A man is born an artist as a hippopotamus is born a hippopotamus; and you can no more make yourself one than you can make yourself a giraffe.

My effort are directed not to making a carpenter an artist, but to making him happier as a carpenter.

No changing of place at a hundred miles an hour will make us one whit stronger, happier, or wiser. There was always more in the world than men could see, walked they ever so slowly; they will see it no better for going fast. The really precious things are thought and sight, not pace. It does a bullet no good to go fast; and a man, if he be truly a man, no harm to go slow; for his glory is not at all in going, but in being.
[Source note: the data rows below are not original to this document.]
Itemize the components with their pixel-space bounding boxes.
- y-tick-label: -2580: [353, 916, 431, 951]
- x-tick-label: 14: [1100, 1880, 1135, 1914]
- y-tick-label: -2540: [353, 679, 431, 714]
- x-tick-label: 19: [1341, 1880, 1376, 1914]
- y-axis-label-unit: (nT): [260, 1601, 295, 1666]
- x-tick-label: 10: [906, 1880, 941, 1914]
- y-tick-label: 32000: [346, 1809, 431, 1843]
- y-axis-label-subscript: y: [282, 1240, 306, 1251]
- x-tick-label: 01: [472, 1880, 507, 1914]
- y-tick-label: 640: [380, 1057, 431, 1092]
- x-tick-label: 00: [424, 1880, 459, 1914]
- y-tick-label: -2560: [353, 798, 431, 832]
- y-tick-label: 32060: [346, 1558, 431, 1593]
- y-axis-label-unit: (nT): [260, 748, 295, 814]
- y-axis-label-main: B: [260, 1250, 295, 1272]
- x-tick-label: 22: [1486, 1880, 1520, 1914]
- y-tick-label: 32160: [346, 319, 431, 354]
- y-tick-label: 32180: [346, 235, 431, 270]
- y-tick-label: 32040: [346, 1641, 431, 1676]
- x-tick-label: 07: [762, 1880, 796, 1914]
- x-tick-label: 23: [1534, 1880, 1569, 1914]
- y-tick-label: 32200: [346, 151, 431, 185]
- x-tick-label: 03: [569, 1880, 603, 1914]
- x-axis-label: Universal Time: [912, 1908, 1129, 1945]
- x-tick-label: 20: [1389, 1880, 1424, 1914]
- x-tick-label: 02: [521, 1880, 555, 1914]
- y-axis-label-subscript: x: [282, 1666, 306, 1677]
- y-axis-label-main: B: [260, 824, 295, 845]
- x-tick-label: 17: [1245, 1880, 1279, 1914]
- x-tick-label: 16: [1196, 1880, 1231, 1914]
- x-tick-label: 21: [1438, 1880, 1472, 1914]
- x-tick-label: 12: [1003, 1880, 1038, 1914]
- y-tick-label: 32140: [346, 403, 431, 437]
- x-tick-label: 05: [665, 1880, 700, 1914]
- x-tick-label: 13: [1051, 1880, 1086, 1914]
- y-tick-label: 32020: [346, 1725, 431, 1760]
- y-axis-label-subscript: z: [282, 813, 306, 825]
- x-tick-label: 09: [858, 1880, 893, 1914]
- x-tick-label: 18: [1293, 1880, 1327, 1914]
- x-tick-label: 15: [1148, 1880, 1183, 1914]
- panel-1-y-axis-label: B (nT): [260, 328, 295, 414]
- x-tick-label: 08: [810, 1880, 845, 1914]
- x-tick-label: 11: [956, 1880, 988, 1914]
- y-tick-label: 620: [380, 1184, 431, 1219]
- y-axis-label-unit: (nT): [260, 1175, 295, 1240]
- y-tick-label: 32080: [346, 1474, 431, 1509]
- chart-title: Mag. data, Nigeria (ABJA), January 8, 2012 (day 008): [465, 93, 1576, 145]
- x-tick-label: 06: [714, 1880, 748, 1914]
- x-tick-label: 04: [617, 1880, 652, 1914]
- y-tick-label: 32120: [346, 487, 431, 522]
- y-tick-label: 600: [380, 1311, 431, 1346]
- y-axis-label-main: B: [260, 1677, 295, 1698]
I believe that the sight is a more important thing than the drawing; and I would rather teach drawing that my pupils may learn to love nature, than teach the looking at nature that they may learn to draw.

John Ruskin

  • Technology may make it easier to reach beauty, but it has not simplified the process of possessing or appreciating it.
  • [drawing, eating or drinking] – what unites the three activities is that they all involve assimilations by the self of desirable elements from the world, a transfer of goodness from without to within.

The sole cause of man’s unhappiness is that he does not know how to stay quietly in his room.

– Pascal

  • We have become habituated and therefore blind.
    • We approach new places with humility. We carry with us no rigid ideas about what is interesting.